Foodservice Equipment Reports
Publisher's Viewpoint

Why Mike Whiteley’s NAFEM Presidency Mattered

Full disclosure: I’m not unbiased when it comes to Mike Whiteley, V.P. of Sales and Marketing at Hatco. For the more than two-and-a-half decades we’ve hung out together in this business, we’ve had way too much fun, dammit! That’s been his tag line for the past two years as he, former past-president Tom Campion of Franke Foodservice, incoming President Kevin Fink of Ali Group and the entire board at the North American Association of Food Equipment Manufacturers have made attracting more young people to the equipment and supplies business a key focus of the association.

But the emphasis on recruiting talent to the E&S industry is only one of his achievements during his two-year tenure as NAFEM president. Equally important has been his ability to help promote and cajole the key allied associations in the business, FEDA, MAFSI, FCSI and CFESA, into what many, including the leaders at the other associations, perceive as the best cooperative relationship we’ve seen in the 38 years I’ve covered foodservice and foodservice E&S.

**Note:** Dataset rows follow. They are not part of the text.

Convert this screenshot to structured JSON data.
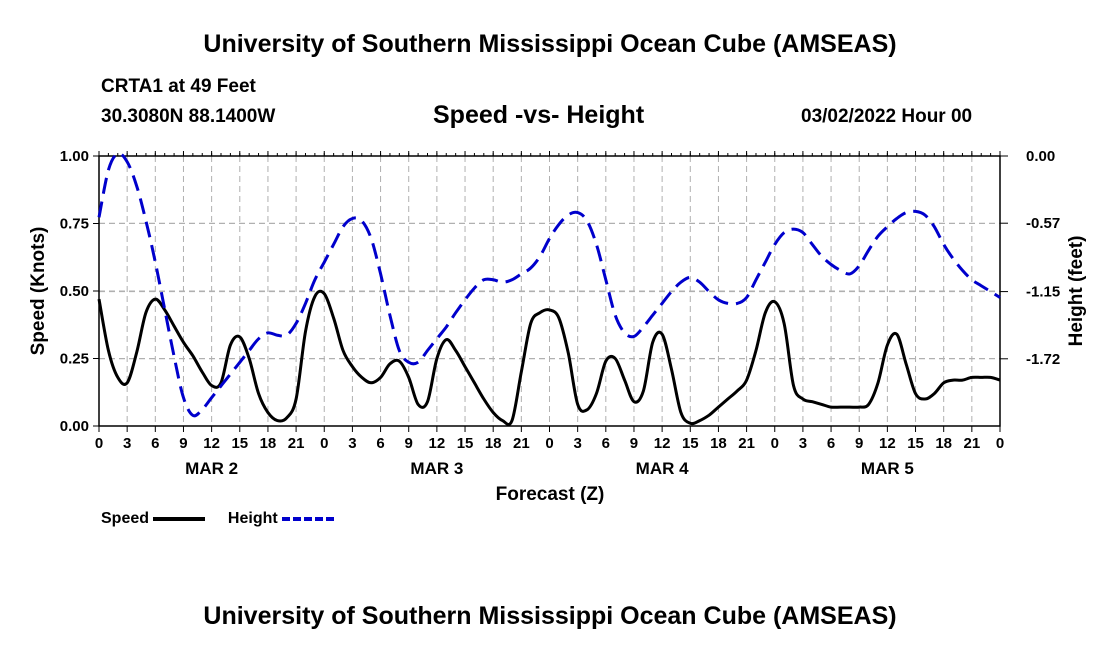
{
  "header": {
    "title": "University of Southern Mississippi Ocean Cube (AMSEAS)",
    "station": "CRTA1 at 49 Feet",
    "coords": "30.3080N  88.1400W",
    "subtitle": "Speed -vs- Height",
    "date": "03/02/2022 Hour 00"
  },
  "footer": {
    "title": "University of Southern Mississippi Ocean Cube (AMSEAS)"
  },
  "colors": {
    "speed": "#000000",
    "height": "#0000cc",
    "grid": "#b0b0b0"
  },
  "chart_data": {
    "type": "line",
    "title": "Speed -vs- Height",
    "xlabel": "Forecast (Z)",
    "ylabel": "Speed (Knots)",
    "y2label": "Height (feet)",
    "xlim": [
      0,
      96
    ],
    "ylim": [
      0,
      1
    ],
    "y2lim": [
      -2.29,
      0.0
    ],
    "x_ticks": [
      0,
      3,
      6,
      9,
      12,
      15,
      18,
      21,
      24,
      27,
      30,
      33,
      36,
      39,
      42,
      45,
      48,
      51,
      54,
      57,
      60,
      63,
      66,
      69,
      72,
      75,
      78,
      81,
      84,
      87,
      90,
      93,
      96
    ],
    "x_tick_labels": [
      "0",
      "3",
      "6",
      "9",
      "12",
      "15",
      "18",
      "21",
      "0",
      "3",
      "6",
      "9",
      "12",
      "15",
      "18",
      "21",
      "0",
      "3",
      "6",
      "9",
      "12",
      "15",
      "18",
      "21",
      "0",
      "3",
      "6",
      "9",
      "12",
      "15",
      "18",
      "21",
      "0"
    ],
    "day_labels": [
      {
        "x": 12,
        "label": "MAR 2"
      },
      {
        "x": 36,
        "label": "MAR 3"
      },
      {
        "x": 60,
        "label": "MAR 4"
      },
      {
        "x": 84,
        "label": "MAR 5"
      }
    ],
    "y_ticks": [
      0,
      0.25,
      0.5,
      0.75,
      1.0
    ],
    "y_tick_labels": [
      "0.00",
      "0.25",
      "0.50",
      "0.75",
      "1.00"
    ],
    "y2_ticks": [
      0.0,
      -0.57,
      -1.15,
      -1.72
    ],
    "y2_tick_labels": [
      "0.00",
      "-0.57",
      "-1.15",
      "-1.72"
    ],
    "legend": [
      {
        "name": "Speed",
        "style": "solid"
      },
      {
        "name": "Height",
        "style": "dashed"
      }
    ],
    "series": [
      {
        "name": "Speed",
        "axis": "left",
        "x": [
          0,
          1,
          2,
          3,
          4,
          5,
          6,
          7,
          8,
          9,
          10,
          11,
          12,
          13,
          14,
          15,
          16,
          17,
          18,
          19,
          20,
          21,
          22,
          23,
          24,
          25,
          26,
          27,
          28,
          29,
          30,
          31,
          32,
          33,
          34,
          35,
          36,
          37,
          38,
          39,
          40,
          41,
          42,
          43,
          44,
          45,
          46,
          47,
          48,
          49,
          50,
          51,
          52,
          53,
          54,
          55,
          56,
          57,
          58,
          59,
          60,
          61,
          62,
          63,
          64,
          65,
          66,
          67,
          68,
          69,
          70,
          71,
          72,
          73,
          74,
          75,
          76,
          77,
          78,
          79,
          80,
          81,
          82,
          83,
          84,
          85,
          86,
          87,
          88,
          89,
          90,
          91,
          92,
          93,
          94,
          95,
          96
        ],
        "values": [
          0.47,
          0.28,
          0.18,
          0.16,
          0.27,
          0.42,
          0.47,
          0.43,
          0.37,
          0.31,
          0.26,
          0.2,
          0.15,
          0.16,
          0.3,
          0.33,
          0.25,
          0.12,
          0.05,
          0.02,
          0.03,
          0.1,
          0.35,
          0.48,
          0.49,
          0.4,
          0.28,
          0.22,
          0.18,
          0.16,
          0.18,
          0.23,
          0.24,
          0.18,
          0.08,
          0.09,
          0.25,
          0.32,
          0.28,
          0.22,
          0.16,
          0.1,
          0.05,
          0.02,
          0.02,
          0.2,
          0.38,
          0.42,
          0.43,
          0.4,
          0.27,
          0.08,
          0.06,
          0.12,
          0.24,
          0.25,
          0.17,
          0.09,
          0.13,
          0.31,
          0.34,
          0.21,
          0.05,
          0.01,
          0.02,
          0.04,
          0.07,
          0.1,
          0.13,
          0.17,
          0.28,
          0.42,
          0.46,
          0.38,
          0.15,
          0.1,
          0.09,
          0.08,
          0.07,
          0.07,
          0.07,
          0.07,
          0.08,
          0.16,
          0.3,
          0.34,
          0.23,
          0.12,
          0.1,
          0.12,
          0.16,
          0.17,
          0.17,
          0.18,
          0.18,
          0.18,
          0.17
        ]
      },
      {
        "name": "Height",
        "axis": "right",
        "x": [
          0,
          1,
          2,
          3,
          4,
          5,
          6,
          7,
          8,
          9,
          10,
          11,
          12,
          13,
          14,
          15,
          16,
          17,
          18,
          19,
          20,
          21,
          22,
          23,
          24,
          25,
          26,
          27,
          28,
          29,
          30,
          31,
          32,
          33,
          34,
          35,
          36,
          37,
          38,
          39,
          40,
          41,
          42,
          43,
          44,
          45,
          46,
          47,
          48,
          49,
          50,
          51,
          52,
          53,
          54,
          55,
          56,
          57,
          58,
          59,
          60,
          61,
          62,
          63,
          64,
          65,
          66,
          67,
          68,
          69,
          70,
          71,
          72,
          73,
          74,
          75,
          76,
          77,
          78,
          79,
          80,
          81,
          82,
          83,
          84,
          85,
          86,
          87,
          88,
          89,
          90,
          91,
          92,
          93,
          94,
          95,
          96
        ],
        "values": [
          -0.52,
          -0.12,
          0.02,
          -0.05,
          -0.25,
          -0.55,
          -0.9,
          -1.3,
          -1.7,
          -2.05,
          -2.2,
          -2.15,
          -2.05,
          -1.95,
          -1.85,
          -1.75,
          -1.65,
          -1.55,
          -1.5,
          -1.52,
          -1.52,
          -1.42,
          -1.25,
          -1.05,
          -0.9,
          -0.75,
          -0.6,
          -0.53,
          -0.55,
          -0.7,
          -1.0,
          -1.35,
          -1.65,
          -1.75,
          -1.75,
          -1.65,
          -1.55,
          -1.45,
          -1.33,
          -1.22,
          -1.12,
          -1.05,
          -1.05,
          -1.07,
          -1.05,
          -1.0,
          -0.95,
          -0.85,
          -0.7,
          -0.58,
          -0.5,
          -0.48,
          -0.55,
          -0.75,
          -1.05,
          -1.35,
          -1.5,
          -1.53,
          -1.45,
          -1.35,
          -1.25,
          -1.15,
          -1.07,
          -1.03,
          -1.07,
          -1.15,
          -1.22,
          -1.25,
          -1.25,
          -1.2,
          -1.05,
          -0.9,
          -0.75,
          -0.65,
          -0.62,
          -0.65,
          -0.75,
          -0.85,
          -0.92,
          -0.97,
          -1.0,
          -0.93,
          -0.8,
          -0.68,
          -0.6,
          -0.53,
          -0.48,
          -0.47,
          -0.5,
          -0.6,
          -0.75,
          -0.87,
          -0.97,
          -1.05,
          -1.1,
          -1.15,
          -1.2
        ]
      }
    ]
  }
}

Mike’s the perfect spokesman for attracting young folks into the business. He heads sales and marketing at Hatco, a company, as most of us know, with a very long tradition of fun and games going back to long-time president David Hatch. He’s whip smart and sarcastic, loves food, beverages and foodservice in all their forms, speaks French and a bit of Mandarin, and can josh anyone out of his or her socks.

Of course, Mike has done a lot more about talent recruitment than run around for two years telling people to “Have fun, dammit!” NAFEM has been very serious about its commitment to the New Orleans Culinary and Hospitality Institute, its long-term commitment to an endowed professorship at the Culinary Institute of America and a new initiative to work with local community colleges to help train and attract young talent in a host of different disciplines beyond sales and marketing, including manufacturing, finance and human resources. These programs will continue under new President Fink and for years to come.

Mike’s dedication and ability to urge the different functions within this business to better understand each other, meet regularly and cooperate on a host of issues, such as talent recruitment and training, regulatory issues affecting the E&S business and the very real issues surrounding channel disruption, has been remarkable. All the key allied associations have met often during the past two years of his NAFEM presidency as the leaderships of all the associations seemed to re cognize they had a unique opportunity to overcome some of the distrust and dysfunction of the past. Mike will be the first to tell you it’s not just him but the leaders of all the key groups who have made this happen. One thing that was announced during the NAFEM meeting was that not only will the inter-association meetings continue, they will be expanded to include more incoming and outgoing officers of all the groups to help foster continuity as they together address issues facing the business.

So Mike’s done a lot in his two years leading NAFEM. We should all thank him and all hoist a glass—he prefers tequila—to his service and years more of fun, dammit!